Eun-young learns from the yearbooks that since then, Jin-ju has entered the school every three years, posing as false students. She is currently posing as Jae-yi. Eun-young is confronted by an enraged Jae-yi/Jin-ju. Before Jin-ju can kill her, Ji-oh arrives and pleads with her to end the bloodshed and rest in peace. Jin-ju says that all she wanted was to live a normal high school life and have someone who could love her fearlessly as Eun-young couldn't. Jin-ju disappears after Ji-oh and Eun-young promise that they will correct the misgivings and that they will never forget her. Blood appears to run down the walls while Eun-young and Ji-oh, exhausted, sit in the room, with Ji-oh resting her head in Eun-young's lap.

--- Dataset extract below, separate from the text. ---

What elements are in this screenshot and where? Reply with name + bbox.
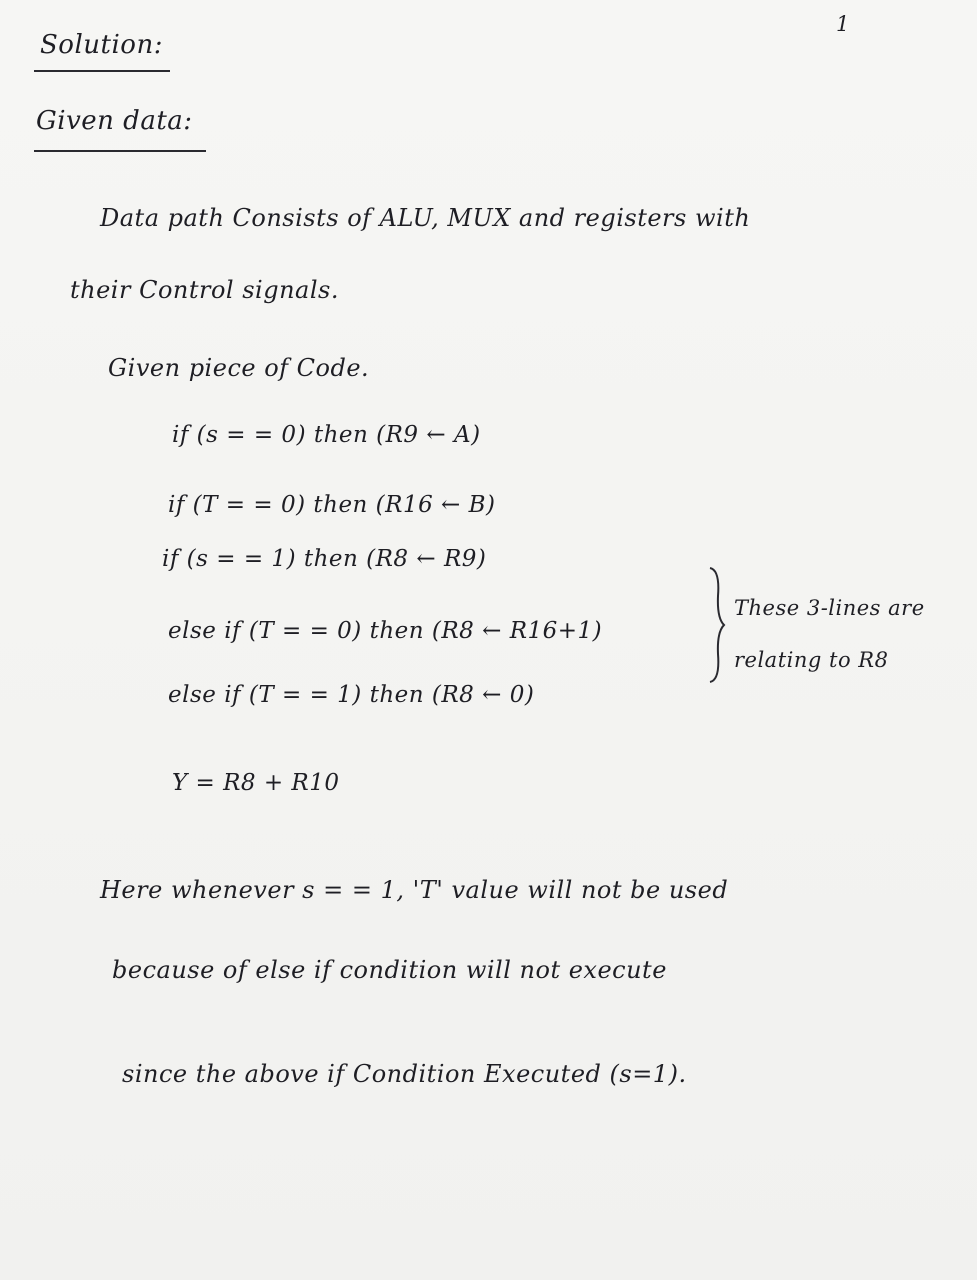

Eun-young and Ji-oh are still in the classroom the next day when they are observed by a student. The girl leaves upon seeing the two, but as she turns around, it is revealed that she is Jung-sook's ghost.

==Production==
With the rise of Korean film industry, a demand for commercially oriented films was made. Horror films were generally absent from South Korea throughout the 1980s and due to the genres low production costs, it led to independent companies such as Cine 2000 to work in the genre. Whispering Corridors cost US$600,000 to make and was completed with only 28 set-ups.

==Release==
Whispering Corridors was released on May 30, 1998, in South Korea. It was a surprise hit and commercial success in South Korea, where it ranked third in the highest grossing domestically produced films of the year. The film was only beaten by A Promise and The Letter. The film was followed by five sequels: Memento Mori (1999), Wishing Stairs (2003), Voice (2005), A Blood Pledge (2009) and The Humming (2021).

In October 2015, it was announced that a Chinese-language remake of Whispering Corridors was in development and to be directed by Zhen Qin. Production is set to be handled by Beijing-based Beautiful Creative Force Culture Media, October Pictures' Seoul branch, and the original franchise's production house Cine2000. The film was set for a 2016 release.

In 2020, Peter Bradshaw of The Guardian ranked Whispering Corridors number 10 in a list of classics of modern South Korean cinema.